About seven miles north of Avocado, the Morris family shore house located in Sea Girt, New Jersey, is the small town of Ocean Grove. Founded in 1869 by a group of devout Methodists as a permanent camp meeting location, Ocean Grove became a seaside community devoted to simple living and everyday holiness. It does not seem as though Marriott C. Morris visited Ocean Grove frequently, however his photographs of Ocean Pathway leading toward the Auditorium and the camp meeting tents show evidence of at least one trip to the seaside town. Morris’ photos, along with other items from the Library Company’s collection, give a picture of late 19th century life in this unique place on the Jersey shore.
Morris chose to highlight one of the most distinctive aspects of Ocean Grove in his photographs; its tents. The tents originally provided temporary housing for the attendees of the Methodist revivals but stayed a part of the community even as permanent structures sprung up in Ocean Grove. In the late 19th century, tents could be found throughout the town and about 100 still remain. Tent life was extremely popular in Ocean Grove, allowing residents easy access to religious services and the opportunity to live simply. In the Ninth Annual Report of the President of the Ocean Grove Camp-Meeting Association of the Methodist Episcopal Church, President E.H. Stokes wrote that “tent life at this place instead of losing, increases in interest every year.” Each summer, both when Morris visited and today, tent owners pull sheets of canvas from the shed at the rear of each tent and stretch it over a wooden platform, creating their home for the next few months.
In addition to the camp meetings, its beautiful shoreline contributed to Ocean Grove’s popularity as a summer destination. A stereograph by Gustavus Pach from the Library Company’s collection shows a crowd enjoying Ocean Grove’s beach. Bathing attire in the 19th century was significantly more modest than today’s, and this was even more important than usual in a religious town like Ocean Grove where the “improper, immodest and exposed condition” of bathers was discouraged outside of the bathing grounds.
Not every visitor to Ocean Grove stayed in a tent. Elegant hotels like The Arlington, seen in this image from the 1878 Annual Report, provided more opulent accommodation. Another stereograph by Pach from about 1877 shows an aerial view of The Arlington with tents in the background. Standing next to the hotel is W.F. Day & Bros. Ice Cream Garden offering a cool respite from the summer heat. Undoubtedly, the line stretched around the block in the 1870s as it still does today at Day’s.

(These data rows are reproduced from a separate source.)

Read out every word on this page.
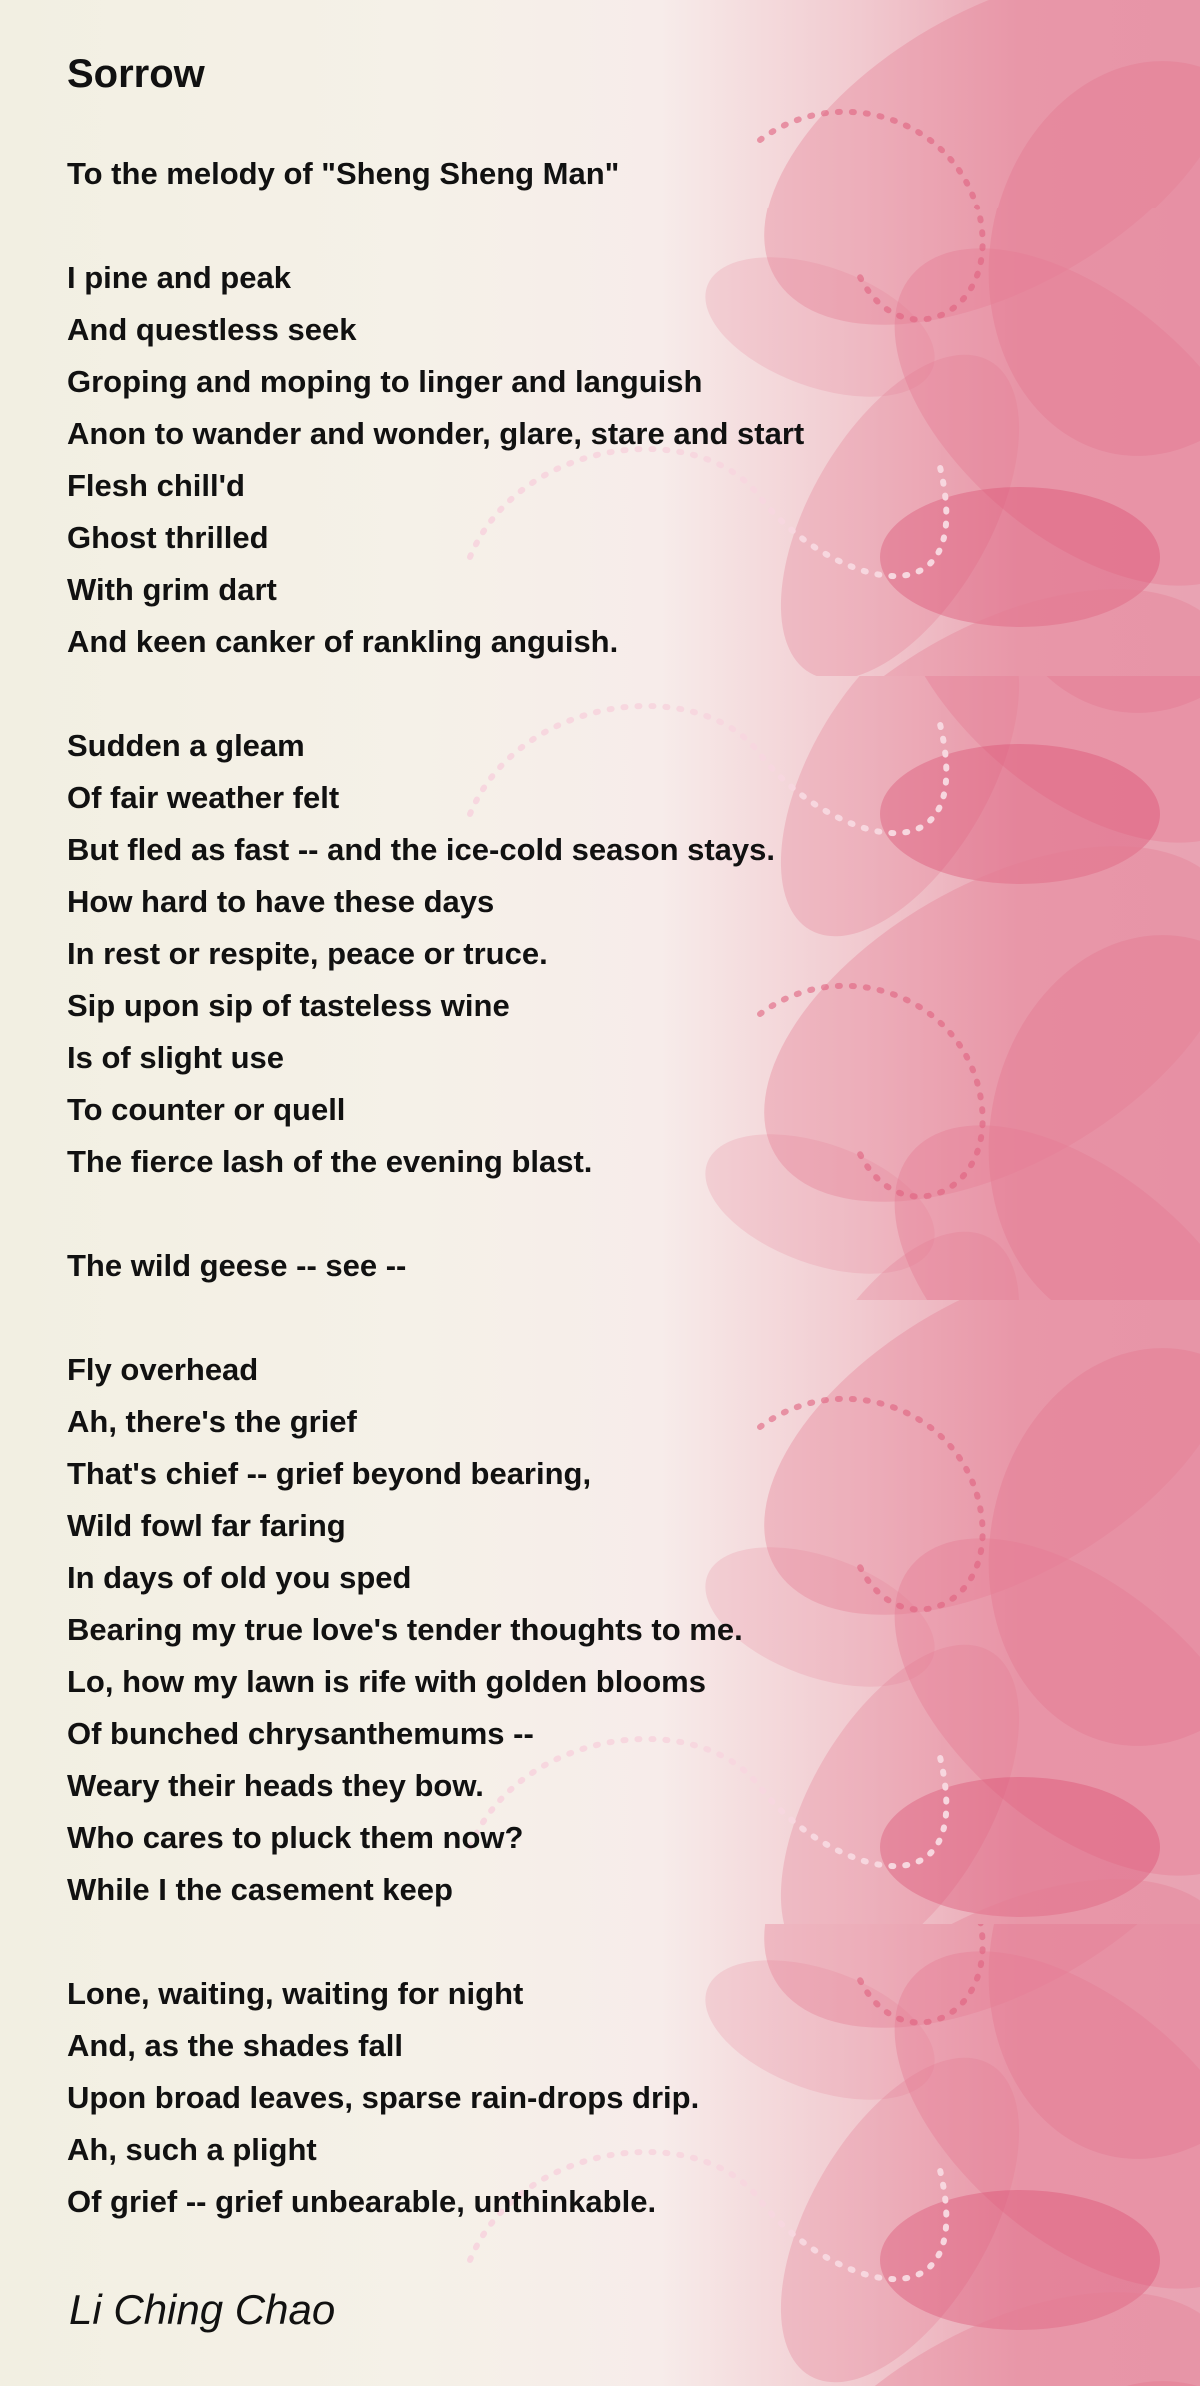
Sorrow
To the melody of "Sheng Sheng Man"
I pine and peak
And questless seek
Groping and moping to linger and languish
Anon to wander and wonder, glare, stare and start
Flesh chill'd
Ghost thrilled
With grim dart
And keen canker of rankling anguish.
Sudden a gleam
Of fair weather felt
But fled as fast -- and the ice-cold season stays.
How hard to have these days
In rest or respite, peace or truce.
Sip upon sip of tasteless wine
Is of slight use
To counter or quell
The fierce lash of the evening blast.
The wild geese -- see --
Fly overhead
Ah, there's the grief
That's chief -- grief beyond bearing,
Wild fowl far faring
In days of old you sped
Bearing my true love's tender thoughts to me.
Lo, how my lawn is rife with golden blooms
Of bunched chrysanthemums --
Weary their heads they bow.
Who cares to pluck them now?
While I the casement keep
Lone, waiting, waiting for night
And, as the shades fall
Upon broad leaves, sparse rain-drops drip.
Ah, such a plight
Of grief -- grief unbearable, unthinkable.
Li Ching Chao
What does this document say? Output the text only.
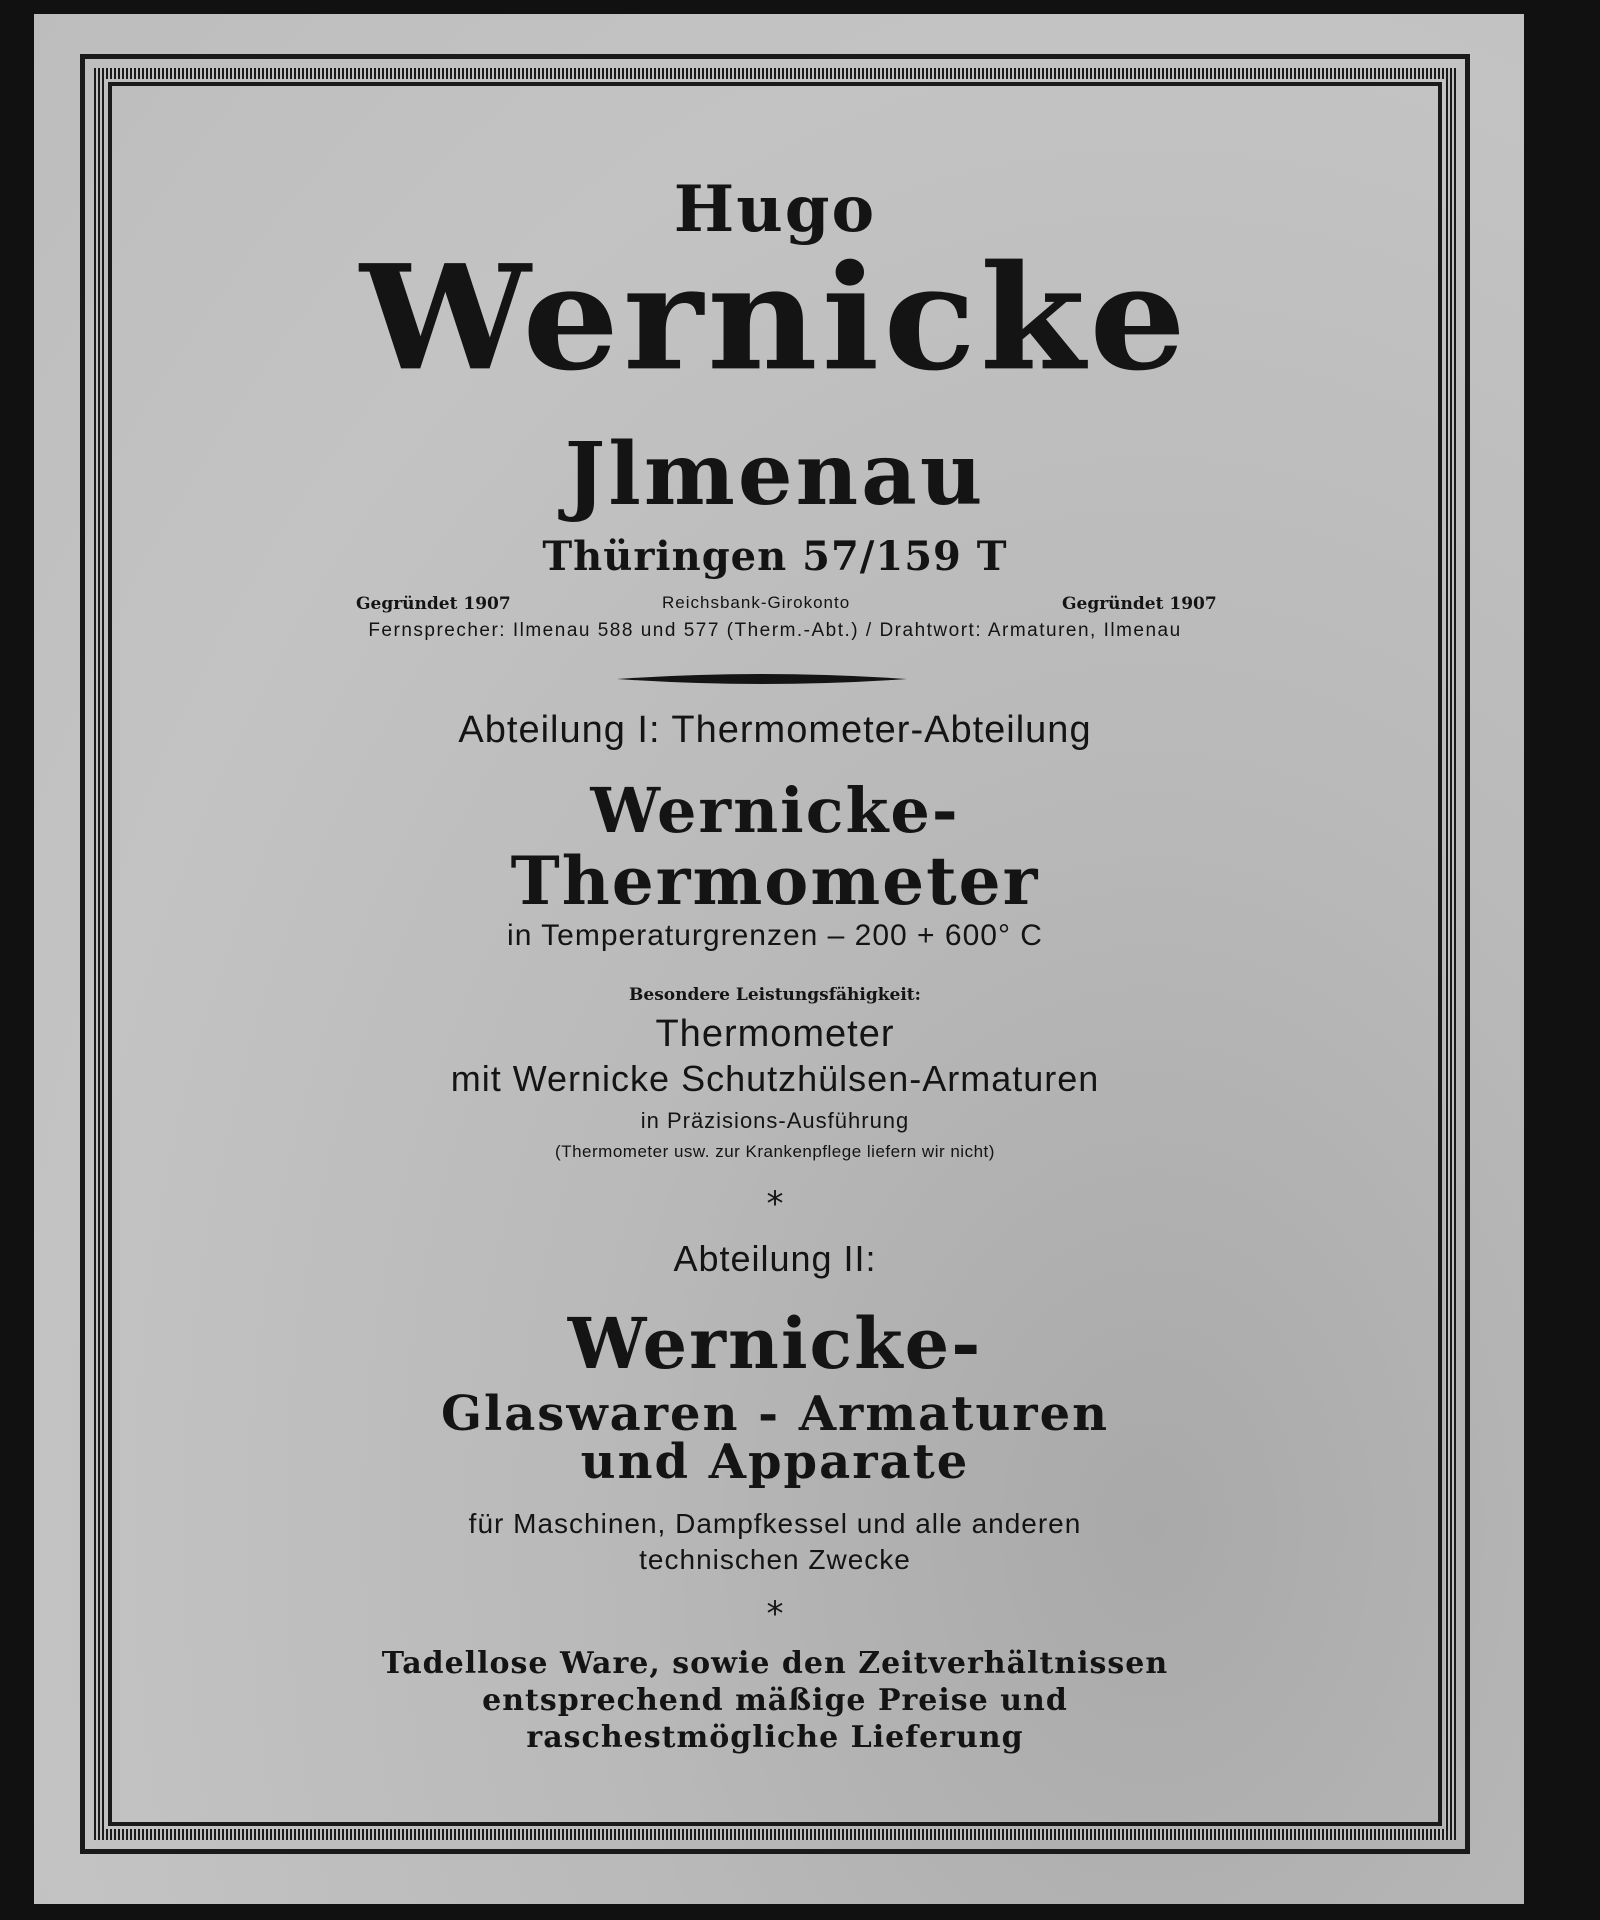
Hugo
Wernicke
Jlmenau
Thüringen 57/159 T
Gegründet 1907	Reichsbank-Girokonto	Gegründet 1907
Fernsprecher: Ilmenau 588 und 577 (Therm.-Abt.) / Drahtwort: Armaturen, Ilmenau
Abteilung I: Thermometer-Abteilung
Wernicke-
Thermometer
in Temperaturgrenzen – 200 + 600° C
Besondere Leistungsfähigkeit:
Thermometer
mit Wernicke Schutzhülsen-Armaturen
in Präzisions-Ausführung
(Thermometer usw. zur Krankenpflege liefern wir nicht)
*
Abteilung II:
Wernicke-
Glaswaren - Armaturen
und Apparate
für Maschinen, Dampfkessel und alle anderen
technischen Zwecke
*
Tadellose Ware, sowie den Zeitverhältnissen
entsprechend mäßige Preise und
raschestmögliche Lieferung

Morris’ second photograph of Ocean Grove shows Ocean Pathway leading toward the Auditorium, where the main worship services for the camp meetings were held. The Auditorium’s spire is visible beyond the trees, but the building that Morris photographed was not the first Auditorium in Ocean Grove. As attendance at the camp meeting grew each year, the need for a larger building became more apparent. The annual report from 1878 details renovations made to the existing auditorium, which included the suggestion of extending the roof to accommodate more seats. In the Annual Report from 1880, the need for expansion was even more explicit and a new building was proposed on the plot of land north of Ocean Pathway. This is where the Auditorium was located when Morris visited in 1884, serving as the center of the town, both visually and spiritually.